Eyrarbakki has played a critical role not just in Icelandic history but also in world history: Bjarni Herjólfsson, who lived here in Eyrarbakki in the 10th century, sailed occasionally to Greenland to trade. On one such voyage his ship was blown off course and Bjarni and his crew were the first west Europeans to sight the east coast of a continent that later came to be known as the New World. After his return, Bjarni told Leif Eiríksson his tale and sold him his ship. Leif followed Bjarni’s path and discovered America in the year 1000 and named it Vinland. In 1968, at L’Anse aux Meadows in Newfoundland, ruins of houses were found that proved the old tale of Leif’s voyage and settlement in the New World.
The primary school, established in 1852, was the first in the country. The building still stands, though the school has been relocated.
The church in Eyrarbakki, next to The Red House was built in 1890; its altarpiece was painted by Queen Louise of Denmark, wife of King Christian IX, great-great-grandfather of Queen Margrethe II of Denmark, Elizabeth II of the United Kingdom and King Harald V of Norway.

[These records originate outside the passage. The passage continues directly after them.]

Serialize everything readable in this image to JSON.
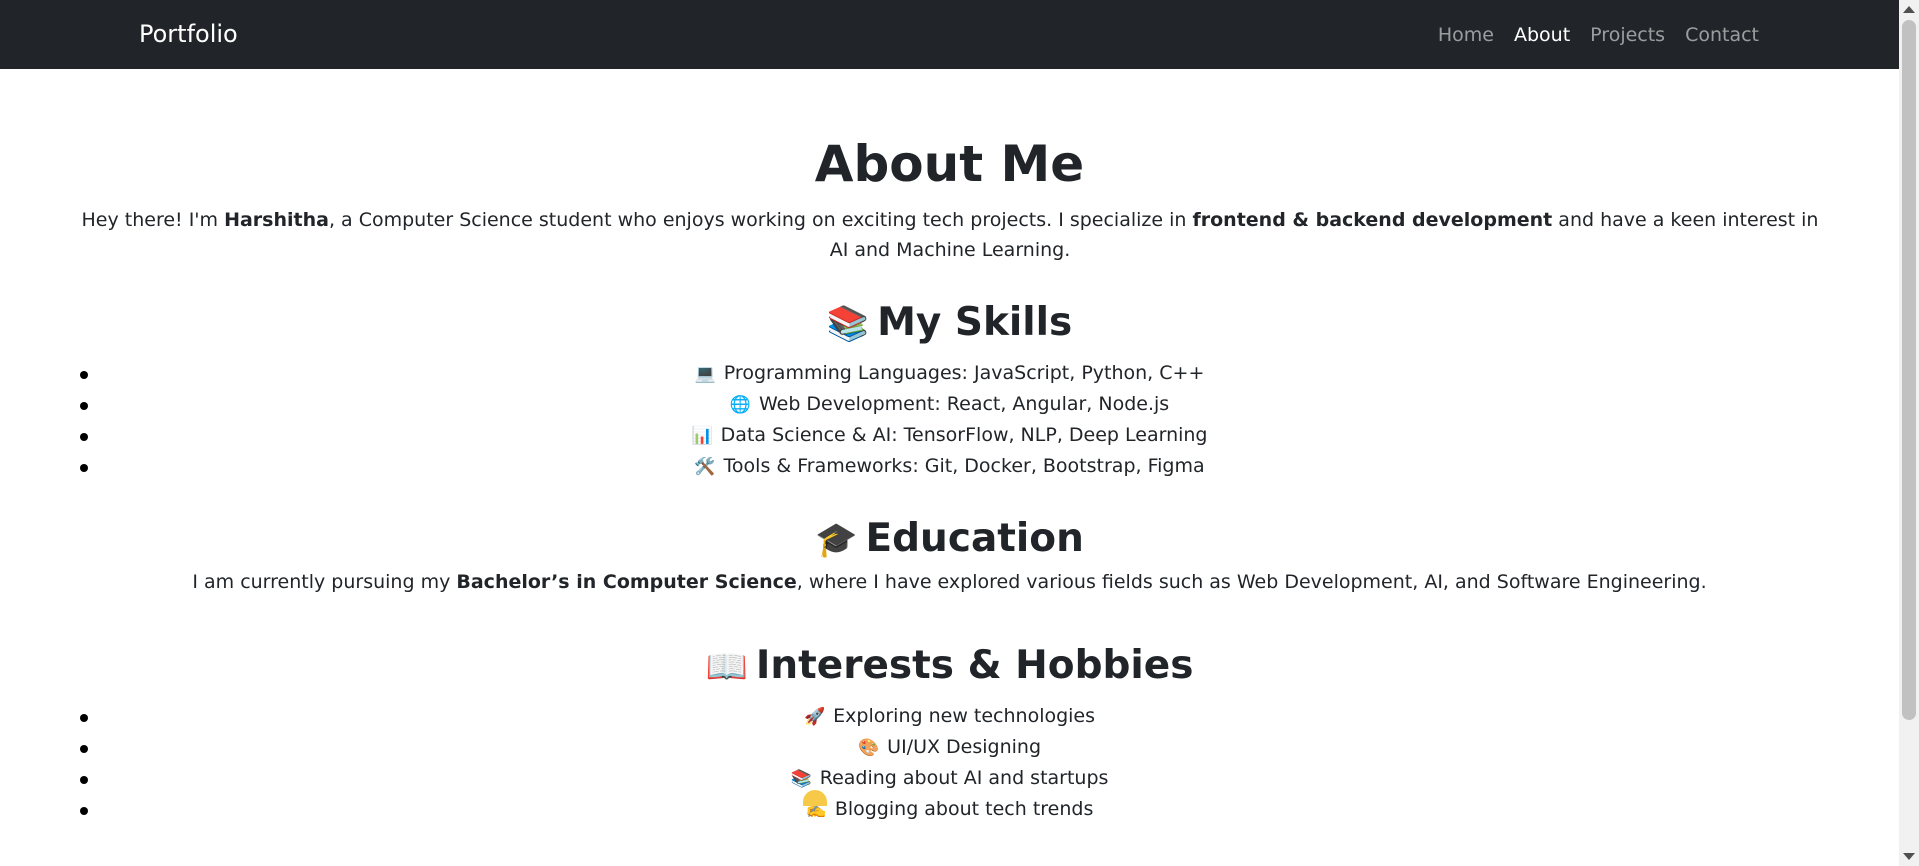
{
  "nav": {
    "brand": "Portfolio",
    "links": [
      {
        "label": "Home",
        "active": false
      },
      {
        "label": "About",
        "active": true
      },
      {
        "label": "Projects",
        "active": false
      },
      {
        "label": "Contact",
        "active": false
      }
    ]
  },
  "about": {
    "title": "About Me",
    "intro": {
      "p1": "Hey there! I'm ",
      "name": "Harshitha",
      "p2": ", a Computer Science student who enjoys working on exciting tech projects. I specialize in ",
      "focus": "frontend & backend development",
      "p3": " and have a keen interest in AI and Machine Learning."
    }
  },
  "skills": {
    "icon": "📚",
    "title": "My Skills",
    "items": [
      {
        "icon": "💻",
        "text": "Programming Languages: JavaScript, Python, C++"
      },
      {
        "icon": "🌐",
        "text": "Web Development: React, Angular, Node.js"
      },
      {
        "icon": "📊",
        "text": "Data Science & AI: TensorFlow, NLP, Deep Learning"
      },
      {
        "icon": "🛠️",
        "text": "Tools & Frameworks: Git, Docker, Bootstrap, Figma"
      }
    ]
  },
  "education": {
    "icon": "🎓",
    "title": "Education",
    "p1": "I am currently pursuing my ",
    "degree": "Bachelor’s in Computer Science",
    "p2": ", where I have explored various fields such as Web Development, AI, and Software Engineering."
  },
  "interests": {
    "icon": "📖",
    "title": "Interests & Hobbies",
    "items": [
      {
        "icon": "🚀",
        "text": "Exploring new technologies"
      },
      {
        "icon": "🎨",
        "text": "UI/UX Designing"
      },
      {
        "icon": "📚",
        "text": "Reading about AI and startups"
      },
      {
        "icon": "✍️",
        "text": "Blogging about tech trends"
      }
    ]
  }
}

In 1915, total alcohol prohibition was enforced in Iceland. A multitude of farmers then started their secret operations all around the country, but none was as clever as Höskuldur Eyjólfsson. His homebrew was considered best to none and the authorities never managed to shut down his operation. When big gatherings were held, he had bottles buried all over the fields and then he told each client where his bottle was hidden. Once he went on a sales trip to a large sheep-gathering and hid many bottles under a cloth on his horse. He then joined the sheriff on the road to the gathering to avoid arousing any suspicion. All over the country, homebrew was referred to as “landi” (country product) but in the south region it was called “Höskuldur” in honour of this Robin Hood of the prohibition years.
Thjórsár-lava is the largest lava stream to have emerged in a single eruption since the end of the last Ice Age, some 8,700 years ago. A monstrous eruption took place when a 30 km long fissure opened close to the Veidivötn district in the east. The lava flow spread westward and ended here in the ocean off the south coast, about 140 km from the eruption site, and is between 15 to 40 meters thick. Eyrarbakki and Stokkseyri village stand on the edge of Thjórsár-lava, so this is the best place to see it, but also at the Urridafoss waterfall, which falls down the eastern edge of the lava flow.